China Overseas Land raises Kai Tak apartment prices by 22 per cent
China Overseas Land launches One Kai Tak’s second phase with an average premium of 22 per cent
China Overseas Land & Investment (Coli) has raised the sale price of its latest apartments by 22 per cent on average, setting an aggressive and discordant tone during an election year with the Hong Kong government’s pledge to make housing more affordable.
The first 125 units of One Kai Tak Phase Two, built on the city’s former airport site, will be offered between HK$17,414 per square foot and up to HK$26,013 per sq ft.
After taking into account a 14.5 per cent rebate, the price will come down to HK$14,889 and HK$22,240 per sq ft.
The developer said the average discounted price was HK$17,500 per sq ft, about 22 per cent above the previous HK$14,400 per sq ft in August.
“The price has factored in the recent land sale result in the area and the latest market conditions,” said Tony Yau, a director and general manager at China Overseas Property, a subsidiary of China Overseas Holdings, the parent of China Overseas Land.
That means the smallest unit measuring 375 sq ft at the apartment complex will be priced at about HK$6.42 million, or HK$17,000 per sq ft after discounts. The largest units at the complex measure 799 sq ft.
China Overseas’ aggressive pricing follows record bids placed last year by Chinese developers for land parcels at Kai Tak. HNA Group, a Chinese conglomerate that owns hotels, golf courses and Hainan Airlines, paid a record HK$13,600 per sq ft for land at the former airfield.
Land prices in the area surged as much as 155 per cent since 2014.
However, Coli bought the two adjoining site, with a total gross floor area of 880,280 sq ft, for a combined HK$4.54 billion, or HK$5,157 square feet in June, 2013. In terms of per sq ft, it was the lowest among the eight residential sites being sold by government tender within three years.
Coli’s One Kai Tak development is also the only project under the “Hong Kong Property for Hong Kong People” scheme.
“The launch of One Kai Tak and Grand Yoho will test the faith of the residential market as lots of changes in Kai Tak area in the past 12 months,” said Louis Chan Wing-kit, managing director of Centaline Property Agency’s residential department.

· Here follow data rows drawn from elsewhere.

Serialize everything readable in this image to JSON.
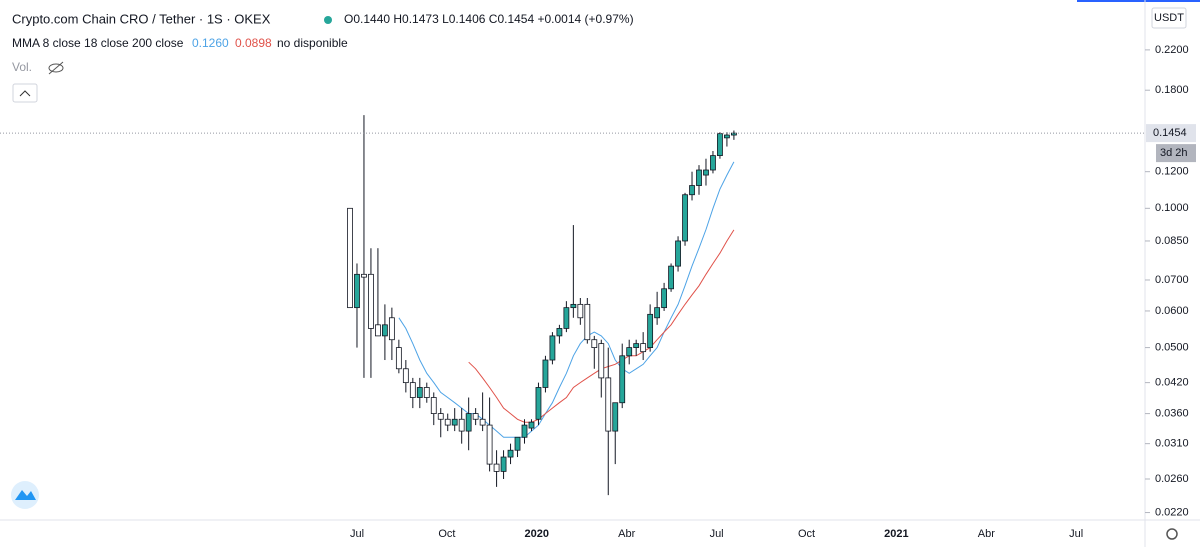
{
  "chart_data": {
    "type": "candlestick",
    "title": "Crypto.com Chain CRO / Tether · 1S · OKEX",
    "ohlc_legend": "O0.1440 H0.1473 L0.1406 C0.1454 +0.0014 (+0.97%)",
    "indicator": {
      "label": "MMA 8 close 18 close 200 close",
      "printed": [
        "0.1260",
        "0.0898",
        "no disponible"
      ]
    },
    "volume_label": "Vol.",
    "currency": "USDT",
    "price_label": "0.1454",
    "countdown": "3d 2h",
    "up_color": "#26a69a",
    "down_color": "#ffffff",
    "log_scale": true,
    "ylim": [
      0.0212,
      0.282
    ],
    "yticks": [
      {
        "value": 0.022,
        "label": "0.0220"
      },
      {
        "value": 0.026,
        "label": "0.0260"
      },
      {
        "value": 0.031,
        "label": "0.0310"
      },
      {
        "value": 0.036,
        "label": "0.0360"
      },
      {
        "value": 0.042,
        "label": "0.0420"
      },
      {
        "value": 0.05,
        "label": "0.0500"
      },
      {
        "value": 0.06,
        "label": "0.0600"
      },
      {
        "value": 0.07,
        "label": "0.0700"
      },
      {
        "value": 0.085,
        "label": "0.0850"
      },
      {
        "value": 0.1,
        "label": "0.1000"
      },
      {
        "value": 0.12,
        "label": "0.1200"
      },
      {
        "value": 0.18,
        "label": "0.1800"
      },
      {
        "value": 0.22,
        "label": "0.2200"
      }
    ],
    "x_labels": [
      "Jul",
      "Oct",
      "2020",
      "Abr",
      "Jul",
      "Oct",
      "2021",
      "Abr",
      "Jul"
    ],
    "candles": {
      "open": [
        0.1,
        0.061,
        0.072,
        0.072,
        0.056,
        0.053,
        0.058,
        0.05,
        0.045,
        0.042,
        0.039,
        0.041,
        0.039,
        0.036,
        0.035,
        0.034,
        0.035,
        0.033,
        0.036,
        0.035,
        0.034,
        0.028,
        0.027,
        0.029,
        0.03,
        0.032,
        0.0335,
        0.035,
        0.041,
        0.047,
        0.053,
        0.055,
        0.061,
        0.062,
        0.062,
        0.052,
        0.051,
        0.043,
        0.033,
        0.038,
        0.048,
        0.05,
        0.051,
        0.05,
        0.058,
        0.061,
        0.067,
        0.075,
        0.085,
        0.107,
        0.112,
        0.118,
        0.121,
        0.13,
        0.142,
        0.144
      ],
      "high": [
        0.1,
        0.076,
        0.159,
        0.082,
        0.082,
        0.062,
        0.061,
        0.052,
        0.047,
        0.043,
        0.043,
        0.042,
        0.04,
        0.037,
        0.036,
        0.037,
        0.037,
        0.039,
        0.037,
        0.04,
        0.039,
        0.03,
        0.03,
        0.031,
        0.032,
        0.035,
        0.035,
        0.042,
        0.048,
        0.054,
        0.056,
        0.063,
        0.092,
        0.064,
        0.064,
        0.053,
        0.052,
        0.05,
        0.038,
        0.051,
        0.052,
        0.052,
        0.054,
        0.062,
        0.066,
        0.069,
        0.076,
        0.087,
        0.108,
        0.12,
        0.124,
        0.128,
        0.133,
        0.146,
        0.146,
        0.1473
      ],
      "low": [
        0.061,
        0.05,
        0.043,
        0.043,
        0.053,
        0.047,
        0.047,
        0.044,
        0.04,
        0.037,
        0.037,
        0.038,
        0.034,
        0.032,
        0.033,
        0.033,
        0.031,
        0.03,
        0.034,
        0.033,
        0.027,
        0.025,
        0.026,
        0.028,
        0.029,
        0.031,
        0.033,
        0.034,
        0.04,
        0.046,
        0.051,
        0.054,
        0.058,
        0.056,
        0.051,
        0.045,
        0.039,
        0.024,
        0.028,
        0.037,
        0.046,
        0.048,
        0.047,
        0.049,
        0.056,
        0.06,
        0.066,
        0.073,
        0.083,
        0.104,
        0.107,
        0.112,
        0.119,
        0.128,
        0.136,
        0.1406
      ],
      "close": [
        0.061,
        0.072,
        0.071,
        0.055,
        0.053,
        0.056,
        0.052,
        0.045,
        0.042,
        0.039,
        0.041,
        0.039,
        0.036,
        0.035,
        0.034,
        0.035,
        0.033,
        0.036,
        0.035,
        0.034,
        0.028,
        0.027,
        0.029,
        0.03,
        0.032,
        0.034,
        0.0345,
        0.041,
        0.047,
        0.053,
        0.055,
        0.061,
        0.062,
        0.058,
        0.052,
        0.05,
        0.043,
        0.033,
        0.038,
        0.048,
        0.05,
        0.051,
        0.049,
        0.059,
        0.061,
        0.067,
        0.075,
        0.085,
        0.107,
        0.112,
        0.121,
        0.121,
        0.13,
        0.145,
        0.144,
        0.1454
      ]
    },
    "series": [
      {
        "color": "#4da3e6",
        "values": [
          null,
          null,
          null,
          null,
          null,
          null,
          null,
          0.058,
          0.055,
          0.051,
          0.047,
          0.044,
          0.042,
          0.04,
          0.039,
          0.038,
          0.037,
          0.036,
          0.036,
          0.035,
          0.034,
          0.033,
          0.032,
          0.032,
          0.032,
          0.032,
          0.033,
          0.034,
          0.036,
          0.038,
          0.041,
          0.044,
          0.048,
          0.051,
          0.053,
          0.054,
          0.053,
          0.051,
          0.047,
          0.045,
          0.044,
          0.045,
          0.046,
          0.048,
          0.05,
          0.054,
          0.058,
          0.062,
          0.068,
          0.075,
          0.082,
          0.09,
          0.1,
          0.11,
          0.118,
          0.126
        ]
      },
      {
        "color": "#e0524a",
        "values": [
          null,
          null,
          null,
          null,
          null,
          null,
          null,
          null,
          null,
          null,
          null,
          null,
          null,
          null,
          null,
          null,
          null,
          0.0465,
          0.045,
          0.043,
          0.041,
          0.039,
          0.037,
          0.036,
          0.035,
          0.0345,
          0.0345,
          0.035,
          0.036,
          0.037,
          0.038,
          0.039,
          0.041,
          0.042,
          0.043,
          0.044,
          0.045,
          0.0455,
          0.046,
          0.047,
          0.048,
          0.048,
          0.049,
          0.05,
          0.052,
          0.054,
          0.056,
          0.059,
          0.062,
          0.065,
          0.068,
          0.072,
          0.076,
          0.08,
          0.085,
          0.0898
        ]
      }
    ]
  }
}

There are about 10,000 units in the sales pipeline in the area, he said.
“Over the next 10 years, Kai Tak area will be transformed into another Kowloon Station, which is a luxury residential area,” Cha said.

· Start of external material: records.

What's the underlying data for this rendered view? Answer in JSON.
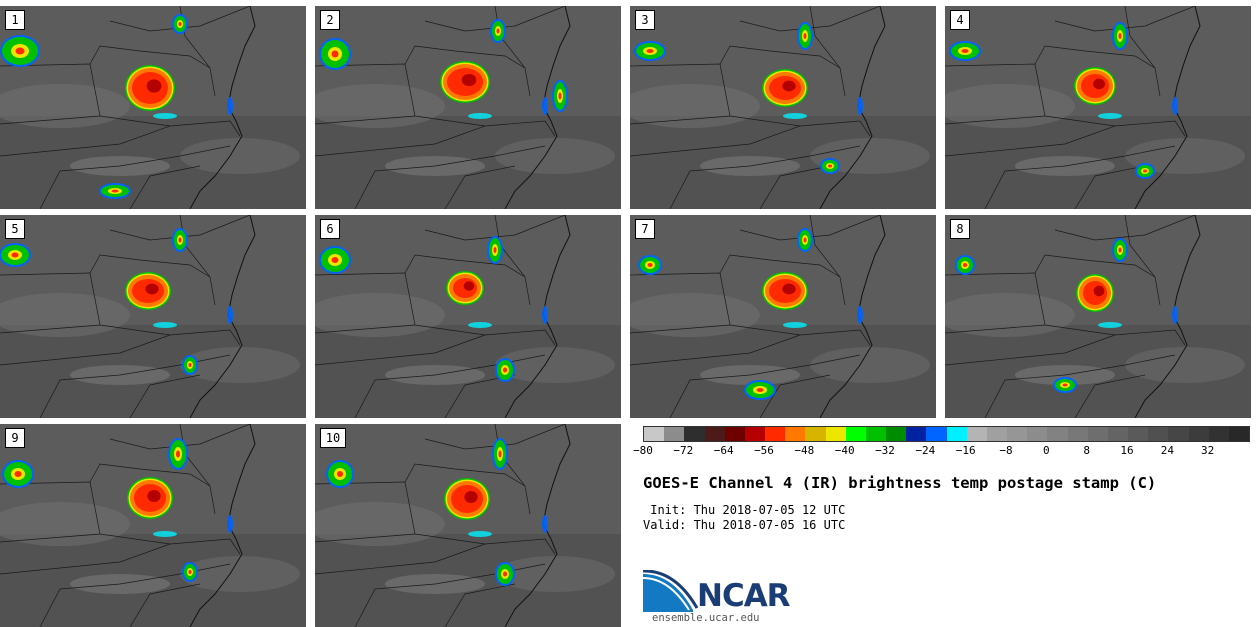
{
  "panels": [
    {
      "label": "1"
    },
    {
      "label": "2"
    },
    {
      "label": "3"
    },
    {
      "label": "4"
    },
    {
      "label": "5"
    },
    {
      "label": "6"
    },
    {
      "label": "7"
    },
    {
      "label": "8"
    },
    {
      "label": "9"
    },
    {
      "label": "10"
    }
  ],
  "colorbar": {
    "colors": [
      "#c8c8c8",
      "#8c8c8c",
      "#2e2e2e",
      "#4d1a1a",
      "#6e0000",
      "#b40000",
      "#ff2a00",
      "#ff7800",
      "#d7b400",
      "#ece600",
      "#00ff00",
      "#00c000",
      "#008c00",
      "#0022a0",
      "#0064ff",
      "#00f0ff",
      "#b4b4b4",
      "#a0a0a0",
      "#969696",
      "#8c8c8c",
      "#828282",
      "#787878",
      "#6e6e6e",
      "#646464",
      "#5a5a5a",
      "#505050",
      "#464646",
      "#3c3c3c",
      "#323232",
      "#282828"
    ],
    "ticks": [
      "−80",
      "−72",
      "−64",
      "−56",
      "−48",
      "−40",
      "−32",
      "−24",
      "−16",
      "−8",
      "0",
      "8",
      "16",
      "24",
      "32"
    ]
  },
  "title": "GOES-E Channel 4 (IR) brightness temp postage stamp (C)",
  "init": " Init: Thu 2018-07-05 12 UTC",
  "valid": "Valid: Thu 2018-07-05 16 UTC",
  "logo": {
    "word": "NCAR",
    "url": "ensemble.ucar.edu",
    "icon": "ncar-swoosh-icon"
  }
}
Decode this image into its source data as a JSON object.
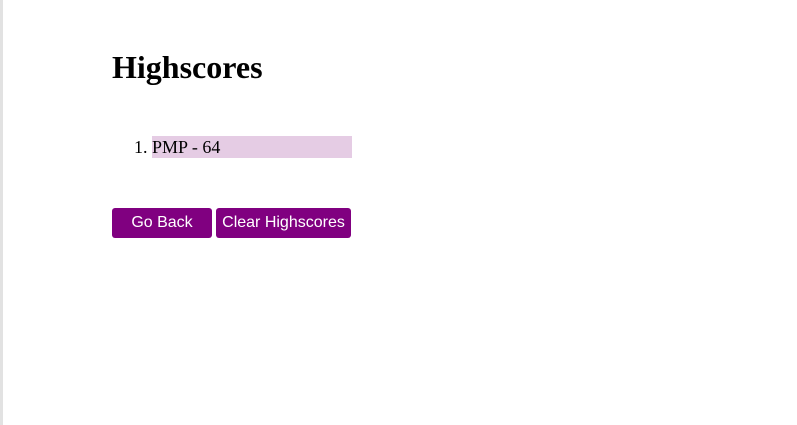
{
  "page": {
    "title": "Highscores"
  },
  "highscores": [
    {
      "text": "PMP - 64"
    }
  ],
  "buttons": {
    "back_label": "Go Back",
    "clear_label": "Clear Highscores"
  },
  "colors": {
    "accent": "#800080",
    "highlight": "#e5cce4"
  }
}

The market should not compare the One Kai Tak development with old districts such as San Po Kong or Kwun Tong area, he said.
Hong Kong authorities earmarked the residential development -- with a gross floor area of 880,280 square feet -- to build around 1,169 apartments specifically for permanent residents. The development is intended to provide a price shelter against non-resident speculative buyers.
For buyers to qualify, at least one person per household must hold a permanent identity card, while all units are barred from being resold to non-permanent residents for 30 years.
Tycoon Li Ka-shing, chairman of Cheung Kong Property Holdings, acknowledged that home prices have increased a little bit since the government raised the stamp duty, but indicated that the rise would not have been steep.
“I don’t feel comfortable if flats are too small. Cheung Kong may have one or two [projects with small flats],” he said. “I do not like it as people have basic needs. Depending on their budget, they can trade up for a bigger flat once their financial position improved.”
Last month, Chun Wo Property Development unveiled its TPlus development in Tuen Mun comprised of units starting from 128 sq ft, the smallest in Hong Kong.
In 2014, Cheung Kong became the first developer to build smaller flats, as its Mont Vert in Tai Po featured units as small as 165 sq ft.